SEATTLE -- Quarterback Russell Wilson threw two touchdowns passes. Running back Marshawn Lynch had three scores -- two rushing and one receiving. And Percy Harvin had an impressive debut that included a 58-yard kickoff return.
Even with all that firepower, this was a day for the Seattle defense. When a defense holds Adrian Peterson to 65 yards on 21 carries, it can do a little boasting.
Keeping Peterson is check was a big reason the Seahawks coasted to a 41-20 victory over the Minnesota Vikings Sunday.
"The guys did a fantastic job on Adrian," Seattle coach Pete Carroll said. "We thought our biggest challenge was slowing him down. We handled him well and tackled well."
Peterson had one of his best games of the season at Seattle last year, rushing for 182 yards in the 30-20 loss to the Seahawks.
"We talked a lot about that this week," said Seattle defensive tackle Clinton McDonald. "We knew we couldn’t let [Peterson] get off to a fast start. We did a great job today of coming up and hitting him early. We were staying in our gaps and hitting him when we needed to hit him."
Peterson said after the game that his sore knee was bothering him more than anything else, but whatever the reason, he wasn’t the dominant running back people are accustomed to seeing.
And the Minnesota passing game wasn’t much better once they got behind and were forced to throw. The Seahawks had three interceptions, including a 29-yard pick-six by cornerback Walter Thurmond, who was starting for an injured Brandon Browner.
"The ball came right to me," Thurmond said. "It fell in my lap and I capitalized on the opportunity."
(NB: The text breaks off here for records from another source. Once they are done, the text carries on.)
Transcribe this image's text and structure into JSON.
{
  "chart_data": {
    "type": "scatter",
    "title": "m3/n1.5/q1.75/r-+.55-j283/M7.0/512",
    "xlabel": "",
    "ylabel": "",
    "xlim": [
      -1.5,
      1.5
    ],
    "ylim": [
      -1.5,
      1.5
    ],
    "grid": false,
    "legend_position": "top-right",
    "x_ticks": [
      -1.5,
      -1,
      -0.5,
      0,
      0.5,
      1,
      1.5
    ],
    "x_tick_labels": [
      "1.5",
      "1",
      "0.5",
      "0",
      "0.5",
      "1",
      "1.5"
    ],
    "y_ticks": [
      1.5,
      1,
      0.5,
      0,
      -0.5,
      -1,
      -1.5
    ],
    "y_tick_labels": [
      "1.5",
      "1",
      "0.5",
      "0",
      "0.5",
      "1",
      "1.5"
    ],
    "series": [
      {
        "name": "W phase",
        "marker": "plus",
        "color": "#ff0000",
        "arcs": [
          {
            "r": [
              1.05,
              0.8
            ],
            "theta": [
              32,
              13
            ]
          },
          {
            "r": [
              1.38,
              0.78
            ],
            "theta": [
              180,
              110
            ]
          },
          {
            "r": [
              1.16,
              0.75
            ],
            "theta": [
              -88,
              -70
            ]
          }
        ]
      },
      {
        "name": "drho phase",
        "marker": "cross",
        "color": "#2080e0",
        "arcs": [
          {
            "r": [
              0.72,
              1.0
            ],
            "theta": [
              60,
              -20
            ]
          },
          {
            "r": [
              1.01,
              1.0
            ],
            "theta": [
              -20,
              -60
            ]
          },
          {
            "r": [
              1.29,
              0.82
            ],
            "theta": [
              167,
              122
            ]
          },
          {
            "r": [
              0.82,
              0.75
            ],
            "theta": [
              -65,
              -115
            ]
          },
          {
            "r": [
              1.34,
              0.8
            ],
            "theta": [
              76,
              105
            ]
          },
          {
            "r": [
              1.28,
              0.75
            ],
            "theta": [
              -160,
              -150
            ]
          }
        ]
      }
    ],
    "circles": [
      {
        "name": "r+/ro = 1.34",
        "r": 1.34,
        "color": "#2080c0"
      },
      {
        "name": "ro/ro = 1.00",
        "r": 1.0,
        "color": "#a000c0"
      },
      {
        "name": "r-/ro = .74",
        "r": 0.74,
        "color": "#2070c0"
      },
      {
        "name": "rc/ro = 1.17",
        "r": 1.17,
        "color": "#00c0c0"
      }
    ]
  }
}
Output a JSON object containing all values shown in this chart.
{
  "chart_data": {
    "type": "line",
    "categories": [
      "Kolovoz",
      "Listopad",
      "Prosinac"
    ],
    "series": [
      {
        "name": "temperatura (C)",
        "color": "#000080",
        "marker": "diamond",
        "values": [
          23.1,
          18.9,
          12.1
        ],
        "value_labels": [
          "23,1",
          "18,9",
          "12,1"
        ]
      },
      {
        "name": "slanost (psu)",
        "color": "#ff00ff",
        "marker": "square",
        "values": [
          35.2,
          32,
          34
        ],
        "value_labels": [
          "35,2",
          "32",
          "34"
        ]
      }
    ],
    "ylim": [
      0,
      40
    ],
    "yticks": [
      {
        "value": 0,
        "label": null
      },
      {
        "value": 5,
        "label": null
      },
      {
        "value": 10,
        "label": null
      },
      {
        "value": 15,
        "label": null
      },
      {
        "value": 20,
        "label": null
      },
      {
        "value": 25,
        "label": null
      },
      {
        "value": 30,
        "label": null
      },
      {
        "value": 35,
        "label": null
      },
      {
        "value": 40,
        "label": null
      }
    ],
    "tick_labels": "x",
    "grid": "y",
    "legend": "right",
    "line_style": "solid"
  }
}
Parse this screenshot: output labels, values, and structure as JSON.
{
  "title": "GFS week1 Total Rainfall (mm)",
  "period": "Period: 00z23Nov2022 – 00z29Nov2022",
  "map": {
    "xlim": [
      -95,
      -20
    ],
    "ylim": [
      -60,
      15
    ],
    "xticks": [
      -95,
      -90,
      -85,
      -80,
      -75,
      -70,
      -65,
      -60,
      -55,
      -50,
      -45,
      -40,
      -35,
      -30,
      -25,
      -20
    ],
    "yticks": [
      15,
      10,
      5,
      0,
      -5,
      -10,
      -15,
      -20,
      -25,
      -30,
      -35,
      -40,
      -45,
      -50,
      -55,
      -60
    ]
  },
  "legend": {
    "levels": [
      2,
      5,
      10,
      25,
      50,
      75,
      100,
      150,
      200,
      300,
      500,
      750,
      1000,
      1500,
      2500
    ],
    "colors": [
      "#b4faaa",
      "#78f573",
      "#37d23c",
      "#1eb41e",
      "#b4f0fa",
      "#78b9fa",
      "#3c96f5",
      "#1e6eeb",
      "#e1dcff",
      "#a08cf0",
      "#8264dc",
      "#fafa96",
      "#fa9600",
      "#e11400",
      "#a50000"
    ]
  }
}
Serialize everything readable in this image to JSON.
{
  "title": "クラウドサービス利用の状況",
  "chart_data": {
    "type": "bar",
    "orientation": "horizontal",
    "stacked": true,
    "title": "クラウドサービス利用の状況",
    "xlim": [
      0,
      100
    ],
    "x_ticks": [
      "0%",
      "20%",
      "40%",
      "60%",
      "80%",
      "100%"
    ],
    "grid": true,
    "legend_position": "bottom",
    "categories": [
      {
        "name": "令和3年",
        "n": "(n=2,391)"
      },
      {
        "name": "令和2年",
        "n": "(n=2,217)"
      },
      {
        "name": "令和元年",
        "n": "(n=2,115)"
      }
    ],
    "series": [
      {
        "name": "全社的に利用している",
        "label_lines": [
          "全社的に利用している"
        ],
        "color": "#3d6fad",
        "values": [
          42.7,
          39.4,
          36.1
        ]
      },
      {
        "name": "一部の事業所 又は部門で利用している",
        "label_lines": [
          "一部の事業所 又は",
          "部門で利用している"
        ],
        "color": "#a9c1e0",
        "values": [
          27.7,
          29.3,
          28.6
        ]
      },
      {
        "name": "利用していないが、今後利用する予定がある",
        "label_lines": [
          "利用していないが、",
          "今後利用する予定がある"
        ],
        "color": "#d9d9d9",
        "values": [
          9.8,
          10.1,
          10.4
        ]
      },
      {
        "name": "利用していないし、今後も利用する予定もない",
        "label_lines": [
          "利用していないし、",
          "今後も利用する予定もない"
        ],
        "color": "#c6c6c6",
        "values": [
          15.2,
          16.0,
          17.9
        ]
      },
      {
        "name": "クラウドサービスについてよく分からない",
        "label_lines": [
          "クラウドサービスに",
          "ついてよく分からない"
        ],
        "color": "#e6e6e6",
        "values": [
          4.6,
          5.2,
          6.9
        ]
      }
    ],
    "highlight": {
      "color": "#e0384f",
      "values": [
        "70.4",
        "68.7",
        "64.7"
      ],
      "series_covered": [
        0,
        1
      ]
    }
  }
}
Middle linebacker Bobby Wagner also had an interception, and could have had two if not for dropping one right in his hands that might have been another pick-six. Even McDonald had an interception off a deflection from defensive end Chris Clemons.
"That my first interception in the NFL," McDonald said. "Actually, it was my first since high school when I had two as a linebacker. I wanted to score, but I was juggling to control the ball and I go tackled [at the Minnesota 15] before I could get there."
Minnesota’s only touchdown in the first three quarters came on a rare blown coverage by cornerback Richard Sherman that became a 38-yard score to receiver Jarius Wright. Long after the outcome was decided, Wright caught a meaningless 21-yard touchdown with 2:18 to go.
On a day when everyone will talk about Harvin’s return, the Seattle defense controlled the game by forcing turnovers, including a sack/forced fumble by defensive end Cliff Avril on quarterback Christian Ponder.
"We have a mindset that we’re playing for each other," said Seattle free safety Earl Thomas. "It elevates everybody's game. Guys are giving everything they have, so we know no one can beat us because the effort is there."